Pertanto, per impedire che un algoritmo discrimini una donna o una bambina non bisogna cambiare l’algoritmo, ma far sì che i dati disponibili siano in media meno sessisti e misogini. E l’unico modo per farlo è cambiare il comportamento degli uomini, non delle macchine”.

E se il futuro riservasse un modello di potere molto al maschile?

“A mio avviso – sostiene Grazia Cazzinil problema non è tanto che nelle stanze in cui viene costruito l’algoritmo il genere femminile non sia rappresentato, quando più che i dati storici con cui ogni algoritmo apprende e tara i suoi comportamenti raccontano il mondo lavorativo e la società che conosciamo e che già discrimina le possibilità di futuro della nostra bambina.

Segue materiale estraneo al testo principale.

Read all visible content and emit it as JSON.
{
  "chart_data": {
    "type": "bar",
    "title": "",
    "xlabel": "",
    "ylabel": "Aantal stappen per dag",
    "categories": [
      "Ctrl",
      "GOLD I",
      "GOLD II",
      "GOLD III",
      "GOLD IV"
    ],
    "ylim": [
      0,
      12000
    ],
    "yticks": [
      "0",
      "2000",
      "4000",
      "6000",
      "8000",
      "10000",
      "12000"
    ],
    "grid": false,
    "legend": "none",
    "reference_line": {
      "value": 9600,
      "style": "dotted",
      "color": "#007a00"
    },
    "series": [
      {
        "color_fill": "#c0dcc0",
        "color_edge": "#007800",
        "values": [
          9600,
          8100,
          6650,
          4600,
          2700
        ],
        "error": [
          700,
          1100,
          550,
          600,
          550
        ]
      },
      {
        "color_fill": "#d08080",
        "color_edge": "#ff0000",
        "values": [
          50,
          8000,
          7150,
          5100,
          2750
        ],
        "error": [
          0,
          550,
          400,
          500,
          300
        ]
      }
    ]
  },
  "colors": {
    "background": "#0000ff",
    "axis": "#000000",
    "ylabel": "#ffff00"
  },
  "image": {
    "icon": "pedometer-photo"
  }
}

Gli algoritmi sono in grado di intercettare le nuove tendenze e variazioni, per cui dando sufficiente respiro a questo, le chance potrebbero aumentare. Ma quello che farei con i modelli evoluti sarebbe più sviluppare modelli genetici in grado di dimostrarci dove andremo con un modello di potere molto al maschile, con tutto ciò che ne deriva sui versanti delle dinamiche sociali. E provando a perturbare il modello stesso con elementi più affini al genere femminile valutare quali benefici se ne potrebbero avere.

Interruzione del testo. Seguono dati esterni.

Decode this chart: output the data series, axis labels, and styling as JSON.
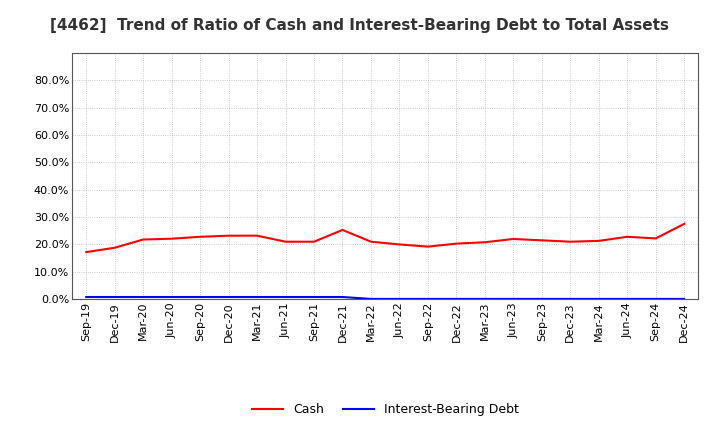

La scommessa però rimane sulla volontà di cedere ogni tanto il passo e non credo che un algoritmo possa arrivare alla complessità della nostra volontà”.

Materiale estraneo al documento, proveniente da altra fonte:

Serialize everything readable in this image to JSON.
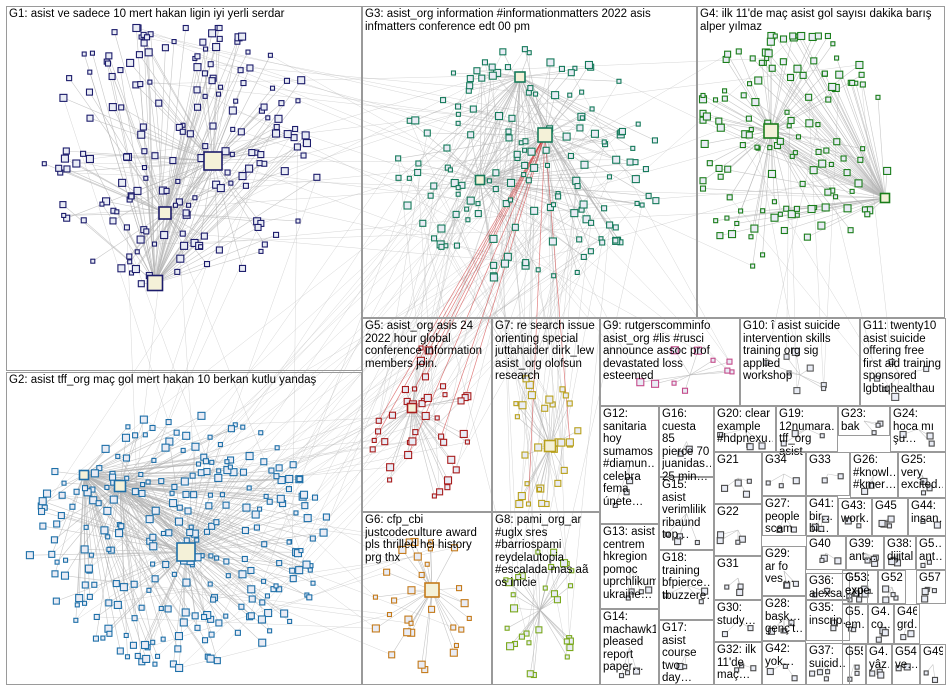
{
  "graph": {
    "groups": [
      {
        "id": "G1",
        "label": "G1: asist ve sadece 10 mert hakan ligin iyi yerli serdar",
        "color": "#1c1c6b"
      },
      {
        "id": "G2",
        "label": "G2: asist tff_org maç gol mert hakan 10 berkan kutlu yandaş",
        "color": "#1d6fa8"
      },
      {
        "id": "G3",
        "label": "G3: asist_org information #informationmatters 2022 asis\ninfmatters conference edt 00 pm",
        "color": "#157a5a"
      },
      {
        "id": "G4",
        "label": "G4: ilk 11'de maç asist gol sayısı dakika barış\nalper yılmaz",
        "color": "#1a7d1a"
      },
      {
        "id": "G5",
        "label": "G5: asist_org asis 24\n2022 hour global\nconference information\nmembers join.",
        "color": "#a81c1c"
      },
      {
        "id": "G6",
        "label": "G6: cfp_cbi\njustcodeculture award\npls thrilled hci history\nprg thx",
        "color": "#c47a1a"
      },
      {
        "id": "G7",
        "label": "G7: re search issue\norienting special\njuttahaider dirk_lew\nasist_org olofsun\nresearch",
        "color": "#b8a01a"
      },
      {
        "id": "G8",
        "label": "G8: pami_org_ar\n#uglx sres\n#barriospami\nreydelautopia\n#escalada mas aã\nos inicie",
        "color": "#7aa81c"
      },
      {
        "id": "G9",
        "label": "G9: rutgerscomminfo\nasist_org #lis #rusci\nannounce assoc prof\ndevastated loss\nesteemed",
        "color": "#c44a8a"
      },
      {
        "id": "G10",
        "label": "G10: î asist suicide\nintervention skills\ntraining org sig applied\nworkshop",
        "color": "#5a5a5a"
      },
      {
        "id": "G11",
        "label": "G11: twenty10\nasist suicide\noffering free\nfirst aid training\nsponsored\nlgbtiqhealthau",
        "color": "#5a5a5a"
      },
      {
        "id": "G12",
        "label": "G12:\nsanitaria\nhoy\nsumamos\n#diamun…\ncelebra\nfema\núnete…",
        "color": "#4a4a4a"
      },
      {
        "id": "G13",
        "label": "G13: asist\ncentrem\nhkregion\npomoc\nuprchlikum\nukraine…",
        "color": "#4a4a4a"
      },
      {
        "id": "G14",
        "label": "G14:\nmachawk1\npleased\nreport\npaper…",
        "color": "#4a4a4a"
      },
      {
        "id": "G15",
        "label": "G15:\nasist\nverimlilik\nribaund\ntop…",
        "color": "#4a4a4a"
      },
      {
        "id": "G16",
        "label": "G16:\ncuesta 85\npierce 70\njuanidas…\n25 min…",
        "color": "#4a4a4a"
      },
      {
        "id": "G17",
        "label": "G17:\nasist\ncourse\ntwo day…",
        "color": "#4a4a4a"
      },
      {
        "id": "G18",
        "label": "G18:\ntraining\nbfpierce…\ntbuzzere…",
        "color": "#4a4a4a"
      },
      {
        "id": "G19",
        "label": "G19:\n12numara…\ntff_org asist",
        "color": "#4a4a4a"
      },
      {
        "id": "G20",
        "label": "G20: clear\nexample\n#hdpnexu…",
        "color": "#4a4a4a"
      },
      {
        "id": "G21",
        "label": "G21",
        "color": "#4a4a4a"
      },
      {
        "id": "G22",
        "label": "G22",
        "color": "#4a4a4a"
      },
      {
        "id": "G23",
        "label": "G23: bak",
        "color": "#4a4a4a"
      },
      {
        "id": "G24",
        "label": "G24:\nhoca mı\nşu…",
        "color": "#4a4a4a"
      },
      {
        "id": "G25",
        "label": "G25:\nvery\nexcited…",
        "color": "#4a4a4a"
      },
      {
        "id": "G26",
        "label": "G26:\n#knowl…\n#kmer…",
        "color": "#4a4a4a"
      },
      {
        "id": "G27",
        "label": "G27:\npeople\nscam",
        "color": "#4a4a4a"
      },
      {
        "id": "G28",
        "label": "G28:\nbaşk…\ngenç't…",
        "color": "#4a4a4a"
      },
      {
        "id": "G29",
        "label": "G29:\nar fo\nves…",
        "color": "#4a4a4a"
      },
      {
        "id": "G30",
        "label": "G30:\nstudy…",
        "color": "#4a4a4a"
      },
      {
        "id": "G31",
        "label": "G31",
        "color": "#4a4a4a"
      },
      {
        "id": "G32",
        "label": "G32: ilk\n11'de\nmaç…",
        "color": "#4a4a4a"
      },
      {
        "id": "G33",
        "label": "G33",
        "color": "#4a4a4a"
      },
      {
        "id": "G34",
        "label": "G34",
        "color": "#4a4a4a"
      },
      {
        "id": "G35",
        "label": "G35:\ninscrip…",
        "color": "#4a4a4a"
      },
      {
        "id": "G36",
        "label": "G36:\nalexsa…",
        "color": "#4a4a4a"
      },
      {
        "id": "G37",
        "label": "G37:\nsuicid…",
        "color": "#4a4a4a"
      },
      {
        "id": "G38",
        "label": "G38:\ndijital…",
        "color": "#4a4a4a"
      },
      {
        "id": "G39",
        "label": "G39:\nant…",
        "color": "#4a4a4a"
      },
      {
        "id": "G40",
        "label": "G40",
        "color": "#4a4a4a"
      },
      {
        "id": "G41",
        "label": "G41:\nbir…\nbi…",
        "color": "#4a4a4a"
      },
      {
        "id": "G42",
        "label": "G42:\nyok…",
        "color": "#4a4a4a"
      },
      {
        "id": "G43",
        "label": "G43:\nwork…",
        "color": "#4a4a4a"
      },
      {
        "id": "G44",
        "label": "G44:\ninsan…",
        "color": "#4a4a4a"
      },
      {
        "id": "G45",
        "label": "G45",
        "color": "#4a4a4a"
      },
      {
        "id": "G46",
        "label": "G46:\ngrd…",
        "color": "#4a4a4a"
      },
      {
        "id": "G47",
        "label": "G4…\nyâz…",
        "color": "#4a4a4a"
      },
      {
        "id": "G48",
        "label": "G4…\nco…",
        "color": "#4a4a4a"
      },
      {
        "id": "G49",
        "label": "G49",
        "color": "#4a4a4a"
      },
      {
        "id": "G50",
        "label": "G5…\nem…",
        "color": "#4a4a4a"
      },
      {
        "id": "G51",
        "label": "G5…\nexpe…",
        "color": "#4a4a4a"
      },
      {
        "id": "G52",
        "label": "G52",
        "color": "#4a4a4a"
      },
      {
        "id": "G53",
        "label": "G53:\nexpe…",
        "color": "#4a4a4a"
      },
      {
        "id": "G54",
        "label": "G54:\nve…",
        "color": "#4a4a4a"
      },
      {
        "id": "G55",
        "label": "G55",
        "color": "#4a4a4a"
      },
      {
        "id": "G56",
        "label": "G5…\nant…",
        "color": "#4a4a4a"
      },
      {
        "id": "G57",
        "label": "G57",
        "color": "#4a4a4a"
      }
    ],
    "edge_color": "#b4b4b4",
    "highlight_edge_color": "#cc2a2a",
    "node_border_color": "#1b1b60",
    "node_fill_color": "#e9ecf5"
  }
}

“In realtà – conclude Stefano Epifani, Presidente del Digital Transformation Institute – penso che la domanda di Giulia Baccarin sarebbe più corretta se posta in modo diverso: siamo disponibili ad accettare il fatto che a decidere il lavoro del futuro della nostra bambina sia un algoritmo la modalità in cui è formulato non viene condivisa con la società in cui sarà utilizzato?.

Nella domanda originale si da per scontato che un algoritmo discrimini. Non è l’algoritmo a discriminare, ma la scelta a monte di chi lo scrive che non può essere – come sottolinea Baccarin – fatta in stanze chiuse delle quali non si condividano le dinamiche. Sono queste scelte che vanno discusse e definite nell’ambito di politiche sociali specifiche ed attente.

Non sono certo che la soluzione passi da un semplicistico egualitarismo che taglia le differenze in nome di un tanto fantasioso quanto dannoso siamo tutti uguali, che fa sì che il sistema non debba tenere in considerazione le differenze (di genere come altre). Sono invece convinto che tali differenze (tra donne e uomini, ma anche tra giovani e meno giovani, tra normodotati e diversamente abili, e – in generale – tra chi è in una posizione di maggiore forza e chi, invece, ha esigenze diverse che vanno tutelate) debba prenderle in considerazione, e con grande attenzione, il sistema politico (che poi deve generare quello informatico). E quello che serve oggi, al solito, è la consapevolezza da parte di una classe politica (che mai come in questo periodo si sta dimostrando inadeguata e cialtrona) che alcune scelte non sono più rimandabili. Perchè, come dicevo prima, non è l’algoritmo a discriminare o meno, ma la logica politica di chi lo disegna. E dobbiamo passare da logiche e politiche orientate a non discriminare a logiche e politiche orientate a valorizzare le differenze e farne tesoro per la società. Perché se non è questa l’essenza reale delle Smart City e della Smart Society allora stiamo davvero tutti perdendo tempo. Ma per farlo ci vorrebbero politici consapevoli di questa dinamica di cambiamento, e su questo, evidentemente, dobbiamo ancora fare molta strada. La soluzione, purtroppo, non sarà evitare il problema, ma vedere questo problema risolto in stanze di cui probabilmente non conosceremo nemmeno gli occupanti.

Gli algoritmi aiutano a capire, ma per capire bisogna porre le giuste domande e farlo con i giusti obiettivi.”